Wenn im Unterland die erste Blütezeit der Pflanzen vorbei ist, locken in der Schweiz die alpinen Gärten mit ihrer reichen Alpenflora.

Enziane gehören zu den bekanntesten Blumen im Alpenraum.
Enziane gehören zu den bekanntesten Blumen im Alpenraum.
Foto: Pixabay

Kaum zu glauben, dass die Schweiz im 19. Jahrhundert ein beliebtes Reiseziel für Pflanzenliebhaber war. Besonders die damals entstandenen Alpengärten lockten Touristen aus aller Welt an. Diese Gärten bestehen zum Teil immer noch, viele neue sind dazugekommen. Denn die Alpenflora interessiert auch heute noch – vor allem, wenn im Unterland der erste Blütenrausch vorbei ist und die Hitze unerträglich wird.

Die schönste Zeit in der Höhe sei der Bergfrühling, sagen so manche Blumenliebhaber. Ab Mitte Juni ist die ideale Zeit dafür. Dann zeigen sich die genügsamen Spaltenbewohner und farbenprächtigen Stauden von ihrer schönsten Seite. Ein Besuch im Alpengarten hilft auch, sein Wissen aufzufrischen, damit man bei der nächsten Wanderung weiss, was da so blüht.

Und wer weiss, vielleicht findet man auch noch ein paar Ideen für den eigenen Garten.

Alpengarten Hoher Kasten (AI)

Im Alpengarten auf dem Hohen Kasten findet man über 300 Pflanzenarten.
Im Alpengarten auf dem Hohen Kasten findet man über 300 Pflanzenarten.
Foto: ZVG

Wer zu Fuss oder per Bahn auf den Hohen Kasten steigt, hat nicht nur eine wunderbare Aussicht übers Rheintal, das Appenzellerland und den Alpstein (laut dem Geologen Albert Heim «das schönste Gebirge der Welt»). Auch botanisch gesehen, gehört der Alpstein zu den artenreichsten der ganzen Alpenregion. Deshalb lohnt es sich, durch den schön angelegten Alpengarten mit über 300 Pflanzenarten zu spazieren. Dort wachsen nicht nur Glockenblumen, Feuerlilien, Seidelbast und Enziane, sondern noch weitere Raritäten.

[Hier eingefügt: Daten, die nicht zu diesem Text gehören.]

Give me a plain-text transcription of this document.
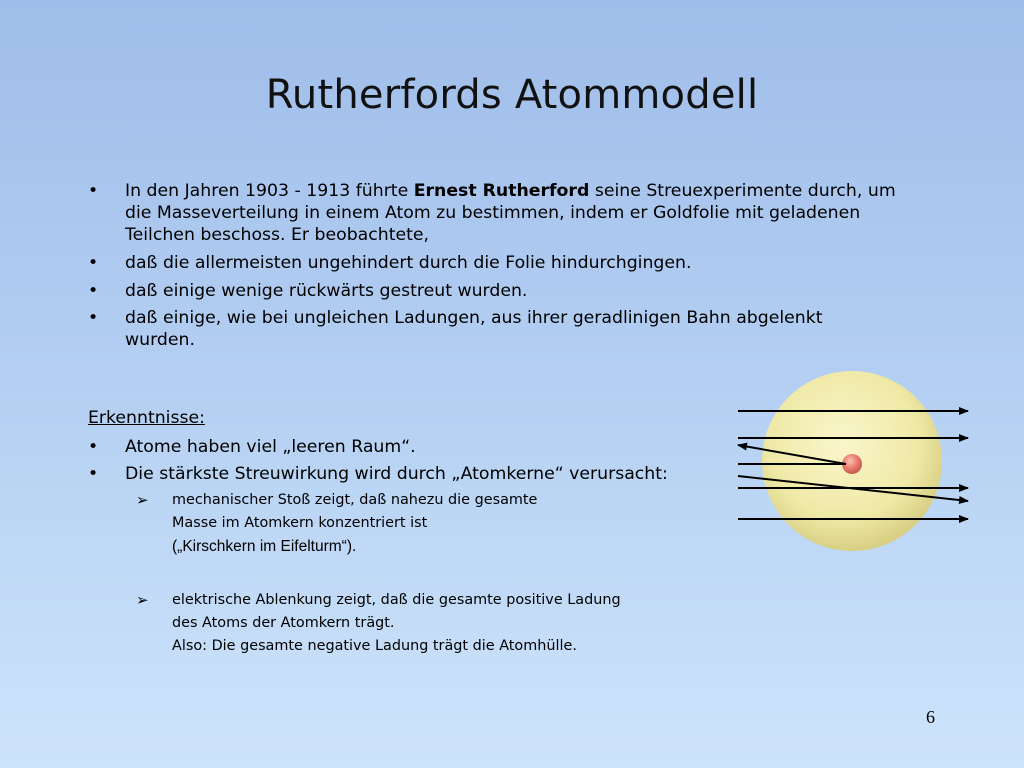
Rutherfords Atommodell
•	In den Jahren 1903 - 1913 führte Ernest Rutherford seine Streuexperimente durch, um
die Masseverteilung in einem Atom zu bestimmen, indem er Goldfolie mit geladenen
Teilchen beschoss. Er beobachtete,
•	daß die allermeisten ungehindert durch die Folie hindurchgingen.
•	daß einige wenige rückwärts gestreut wurden.
•	daß einige, wie bei ungleichen Ladungen, aus ihrer geradlinigen Bahn abgelenkt
wurden.
Erkenntnisse:
•	Atome haben viel „leeren Raum“.
•	Die stärkste Streuwirkung wird durch „Atomkerne“ verursacht:
➢ mechanischer Stoß zeigt, daß nahezu die gesamte
Masse im Atomkern konzentriert ist
(„Kirschkern im Eifelturm“).
➢ elektrische Ablenkung zeigt, daß die gesamte positive Ladung
des Atoms der Atomkern trägt.
Also: Die gesamte negative Ladung trägt die Atomhülle.
6
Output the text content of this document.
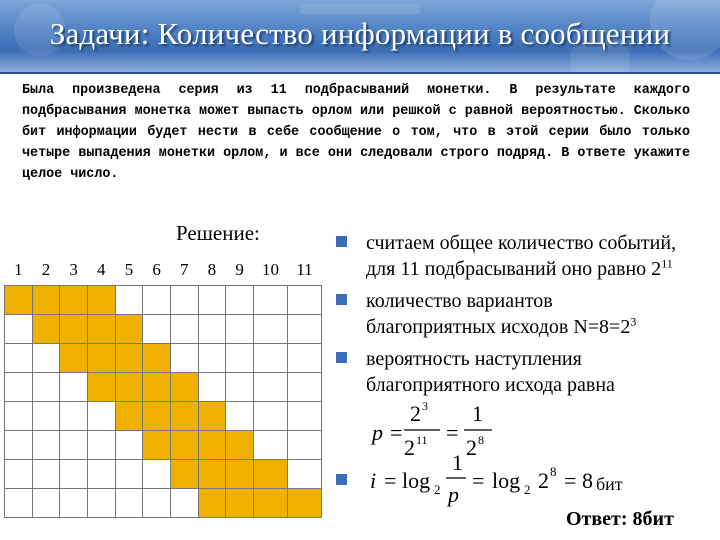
Задачи: Количество информации в сообщении
Была произведена серия из 11 подбрасываний монетки. В результате каждого подбрасывания монетка может выпасть орлом или решкой с равной вероятностью. Сколько бит информации будет нести в себе сообщение о том, что в этой серии было только четыре выпадения монетки орлом, и все они следовали строго подряд. В ответе укажите целое число.
Решение:
1	2	3	4	5	6	7	8	9	10	11

считаем общее количество событий,
для 11 подбрасываний оно равно $2^{11}$
количество вариантов
благоприятных исходов $N=8=2^3$
вероятность наступления
благоприятного исхода равна
p =
2 3
2 11 =
1
2 8
i = log 2
1
p
= log 2 2 8 = 8 бит
Ответ: 8бит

Zudem erfährt man auf den 15 Erlebnisstationen noch vieles mehr über die alpine Natur und die Flora und Fauna.

Alpengarten Schynige Platte (BE)

Wer nach zottigem Habichtskraut oder hahnenfussartigem Hasenohr sucht, wird auf der Schynige Platte fündig.
Wer nach zottigem Habichtskraut oder hahnenfussartigem Hasenohr sucht, wird auf der Schynige Platte fündig.
Foto: ZVG

Gleich neben der Bergstation der Schynige Platte-Bahn befindet sich ein Alpengarten, der nicht nur für Wander- und Pflanzenfreunde angelegt wurde. Auf 1967 Höhenmetern und einer Fläche von rund 8000 Quadratmetern wird in diesem Garten auch geforscht. 1928 inmitten der Berglandschaft von Eiger, Mönch und Jungfrau angelegt, wachsen heute in dieser vielfältigen Topografie mit verschiedenen Expositionen rund 690 Arten. Diese wurden in kleinen Einpflanzungen angereichert durch Arten, die andernorts in der Schweiz in diesen Pflanzengesellschaften gedeihen, wie etwa Zottiges Habichtskraut, Alpen-Wundklee, Hufeisenklee, Hahnenfussartiges Hasenohr oder Clusius Enzian.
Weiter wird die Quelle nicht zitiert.